L’auteur parvient à dépeindre ce qu’est le renseignement français dans l’entre-deux-guerres. L’ouvrage souffre pour le plaisir du lecteur d’un manque de finesse littéraire. Le style et la présentation sont d’une rigueur laconique. Il s’adresse donc plutôt à des spécialistes. Il est vrai que la construction permet en revanche une très grande maniabilité de l’ouvrage, car le découpage en trois parties (rappellant la dissertation), elles-mêmes subdivisées en de multiples sections permet une recherche rapide de l’information nécessaire. Ce n’est pas un plaisir à lire, cependant le fond est véritablement passionnant. Ce travail effectué sur les archives des services de renseignement français est tout simplement monumental. Cette présentation très sèche permet un travail de fond très complet en suivant une logique implacable qui donne à cette description toute sa valeur et sa richesse. Le découpage rend le livre très académique, il a un côté très militaire. Le traitement de l’auteur permet de se concentrer sur l’essentiel tout en restant proche de la matière utilisée notamment grâce aux nombreux tableaux, citations et études de cas. Cela apporte beaucoup de crédibilité (soutenue elle-même par les sources qu’il exploite, fiables car elles sont confidentielles et cela nous permet de nous approcher de cette réalité, au delà de la vision monolithique et hermétique que l’on peut en avoir). On parvient donc à se faire une idée de ce qu’est ce renseignement.

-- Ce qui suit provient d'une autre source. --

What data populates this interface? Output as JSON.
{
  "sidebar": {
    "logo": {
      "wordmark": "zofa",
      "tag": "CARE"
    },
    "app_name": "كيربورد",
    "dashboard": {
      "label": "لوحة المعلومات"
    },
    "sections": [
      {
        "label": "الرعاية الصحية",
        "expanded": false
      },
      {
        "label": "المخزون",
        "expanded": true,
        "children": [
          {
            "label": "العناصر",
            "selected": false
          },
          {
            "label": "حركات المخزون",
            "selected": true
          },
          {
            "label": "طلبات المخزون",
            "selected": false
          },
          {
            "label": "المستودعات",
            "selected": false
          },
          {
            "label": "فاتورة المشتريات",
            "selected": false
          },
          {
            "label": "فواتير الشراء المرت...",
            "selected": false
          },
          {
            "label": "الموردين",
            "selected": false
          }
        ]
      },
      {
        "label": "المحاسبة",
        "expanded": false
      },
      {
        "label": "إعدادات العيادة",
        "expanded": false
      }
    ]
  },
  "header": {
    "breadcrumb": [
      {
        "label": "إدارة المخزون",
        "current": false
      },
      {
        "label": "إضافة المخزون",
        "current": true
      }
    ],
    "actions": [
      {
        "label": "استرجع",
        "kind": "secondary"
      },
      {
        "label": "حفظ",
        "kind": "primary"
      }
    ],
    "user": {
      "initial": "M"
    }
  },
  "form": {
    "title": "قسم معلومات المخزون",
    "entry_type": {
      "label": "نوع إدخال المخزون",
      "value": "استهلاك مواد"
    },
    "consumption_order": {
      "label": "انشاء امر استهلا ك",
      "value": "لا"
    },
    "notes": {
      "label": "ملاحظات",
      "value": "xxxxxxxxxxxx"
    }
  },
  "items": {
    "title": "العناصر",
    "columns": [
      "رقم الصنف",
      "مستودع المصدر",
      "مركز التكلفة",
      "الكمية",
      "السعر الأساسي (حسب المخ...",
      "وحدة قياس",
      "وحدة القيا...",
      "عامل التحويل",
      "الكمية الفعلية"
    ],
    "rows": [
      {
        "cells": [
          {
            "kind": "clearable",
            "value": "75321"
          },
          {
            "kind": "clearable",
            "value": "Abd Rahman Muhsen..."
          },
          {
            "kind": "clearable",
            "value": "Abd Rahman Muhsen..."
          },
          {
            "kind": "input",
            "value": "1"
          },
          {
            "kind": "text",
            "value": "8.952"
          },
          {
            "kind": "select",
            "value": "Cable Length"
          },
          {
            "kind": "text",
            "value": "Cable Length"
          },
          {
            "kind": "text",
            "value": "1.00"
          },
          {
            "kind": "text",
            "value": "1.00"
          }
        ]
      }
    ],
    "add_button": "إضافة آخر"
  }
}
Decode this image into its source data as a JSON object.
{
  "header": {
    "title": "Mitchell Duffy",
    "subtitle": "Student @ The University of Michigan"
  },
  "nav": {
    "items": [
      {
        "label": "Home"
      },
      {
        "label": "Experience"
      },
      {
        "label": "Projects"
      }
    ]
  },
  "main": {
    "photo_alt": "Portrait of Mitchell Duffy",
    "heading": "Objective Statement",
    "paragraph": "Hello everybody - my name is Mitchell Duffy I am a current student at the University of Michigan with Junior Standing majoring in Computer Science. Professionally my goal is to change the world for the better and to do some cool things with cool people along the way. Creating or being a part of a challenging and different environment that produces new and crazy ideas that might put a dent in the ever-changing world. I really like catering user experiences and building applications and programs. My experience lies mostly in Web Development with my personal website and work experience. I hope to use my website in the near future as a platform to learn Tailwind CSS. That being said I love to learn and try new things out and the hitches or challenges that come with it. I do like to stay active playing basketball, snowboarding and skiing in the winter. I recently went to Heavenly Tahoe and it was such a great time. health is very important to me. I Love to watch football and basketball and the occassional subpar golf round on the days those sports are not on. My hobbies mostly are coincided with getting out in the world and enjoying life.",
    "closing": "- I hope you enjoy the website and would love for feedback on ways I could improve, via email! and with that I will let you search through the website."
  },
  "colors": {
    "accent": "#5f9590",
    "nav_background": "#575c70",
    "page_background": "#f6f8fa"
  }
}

Il y a indéniablement un intérêt dans ce livre pour les lecteurs du fait de l’actualité, en particulier des affaires d’espionnage. Bien qu’il ait changé profondément de visage aujourd’hui, le renseignement s’est en grande partie construit sur cette période pour le cas français. Pourtant à l’époque les effectifs étaient très réduits comparés à l’armée de l’ombre actuelle. Le besoin de libérer ce domaine de ses clichés est aussi important car les personnages de James Bond ou OSS 117 sont des images héroïque faussées, idéalisées ou caricaturées. On visualise bien des espions courant le monde et affrontant les dangers, pourtant l’essentiel du travail repose sur la collecte d’information et surtout son analyse dans les bureaux de la SR-SCR et de l’EMA. Les actions de ces services sont peu souvent agressives, avant tout préventives, discrètes même si le sabotage, les assassinats ou les actes impérialistes existent. La justice condamne tandis que le renseignement identifie sur le territoire national. Ces entités créées par et pour les États trouvent leur utilité dans l’aide apportée aux dirigeants dans les prises de décision, car elles leur permettent de mieux connaître les sujets et les conséquences de leur choix. On voit également que le cliché complotiste se construit pour l’essentiel sur un fantasme. Les dirigeants ne sont pas pour autant au courant de tout, car cette machinerie fonctionne de façon autonome dans l’ombre, dans le seul but de protéger la France et l’État en place des menaces intérieures et extérieures. A ce titre, les services spéciaux ne sont pas prêts à tout dévoiler aux autorités ni forcément à respecter leurs directives. On prend conscience à la lecture d’une part de la puissance d’information de cet appareil tricéphale, en effet très peu de faits et de projets lui échappent, et d’autre part de son utilité, il a veillé sur la France et ses intérêts de la façon la plus efficace possible pendant cette période.